The team has sound advice for other entrepreneurs looking to venture into a new business.

“Be persistent and consistent. Show up every day and make sure you have everything in place for when that opportunity is presented to you. If you do this, you’ll be most capable to capitalise on being in the right place at the right time.”

Andre said he has a thing where he says “Best of hard work” instead of “Best of luck”.

“The amount of hard work that goes on behind the ‘luck’ that you think some people were granted is astounding. Keep pushing!”

Thomas says the team used failure to help spur the project’s next phase of growth.

“Failure is part of growth. Embrace it now and move forward.  Do not be afraid to start and make mistakes. Learn from them and stay focused.”

“Often fear paralyzes us to the point of inaction however what lies on the other side of fear is absolute bliss."

"Do not expect to get it right the first time and while you may feel the pressure to make things perfect, that’s not how the startups operates at the moment. Build it. Measure it. Iterate on it. Quickly! Do not wait for someone else to make your dream a priority.”


Learn to value feedback, don’t take criticisms personally

Thomas says feedback on the product is critical to improving it.

“Your users are your greatest assets; listen to them. With Radial, it is their company just as much as it is ours. Get your product out there and get feedback as soon as possible. Even though we initially built Radial to scratch our own itches, we perform user interviews constantly.”

“If something is working, then you double down on it. If something isn’t working, either iterate or get rid of it. Do not take it too personally if someone does not like what you are doing – LISTEN to what they are saying before just automatically trying to defend your position.”

Abay adds that a strong team is also key.

“Build an amazing team around you with people who are willing to share your dream and go the distance with you. It’s important to find the right team that’ll help drive and challenge each other.”


Moving forward

The group says although Radial is a media app, the company’s strength lies in its data mining capacity.

“We normally position Radial as a media company but behind the scenes, we are a data analytics company. We have large amounts of data that we either use to provide insights to our partners or bring additional value to our listeners through machine learning.”

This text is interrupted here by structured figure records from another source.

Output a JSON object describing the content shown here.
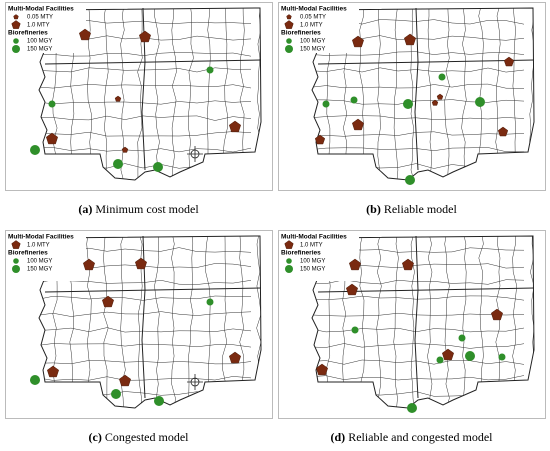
{
  "panels": [
    {
      "label": "(a)",
      "caption": "Minimum cost model",
      "legend": {
        "facilities_title": "Multi-Modal Facilities",
        "facilities": [
          "0.05 MTY",
          "1.0 MTY"
        ],
        "biorefineries_title": "Biorefineries",
        "biorefineries": [
          "100 MGY",
          "150 MGY"
        ]
      }
    },
    {
      "label": "(b)",
      "caption": "Reliable model",
      "legend": {
        "facilities_title": "Multi-Modal Facilities",
        "facilities": [
          "0.05 MTY",
          "1.0 MTY"
        ],
        "biorefineries_title": "Biorefineries",
        "biorefineries": [
          "100 MGY",
          "150 MGY"
        ]
      }
    },
    {
      "label": "(c)",
      "caption": "Congested model",
      "legend": {
        "facilities_title": "Multi-Modal Facilities",
        "facilities": [
          "1.0 MTY"
        ],
        "biorefineries_title": "Biorefineries",
        "biorefineries": [
          "100 MGY",
          "150 MGY"
        ]
      }
    },
    {
      "label": "(d)",
      "caption": "Reliable and congested model",
      "legend": {
        "facilities_title": "Multi-Modal Facilities",
        "facilities": [
          "1.0 MTY"
        ],
        "biorefineries_title": "Biorefineries",
        "biorefineries": [
          "100 MGY",
          "150 MGY"
        ]
      }
    }
  ]
}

The team says they recently started working with Lab TT run by Dr Patrick Hosein, a team based out of the University of the West Indies.

“As much as we went abroad to study, the talent here in Trinidad is technically astounding,” Thomas says.

The team has also partnered with online radio services and integrated their service into the app and if users like this, they’ll build on that as well.

Thomas says there’s more in the works.

“There are some other really exciting stuff that’s coming. Without saying too much, here are two little sneak peeks that we think people may enjoy: android and user videos mixed with music. Take that as you may,” he hinted.

The team says their main goal remains, which is to use music to help people connect, especially at Carnival time.

“Radial connects people within the Caribbean to Caribbean people in the diaspora that live in the US, UK and Europe and then people who have no connection to the Caribbean whatsoever but love our music.”

The group's friendship, partnership and future remains strong, stable and positive, come what may.

Thomas is also encouraging others to join their team: “If any of this motivates you as a designer, artist, producer, Brand, Corporation, developer  and you share the same vision send us an email at this is our culture, let’s push it together.”

Congrats and good luck to you Andre, Abay, Kit, and Puma!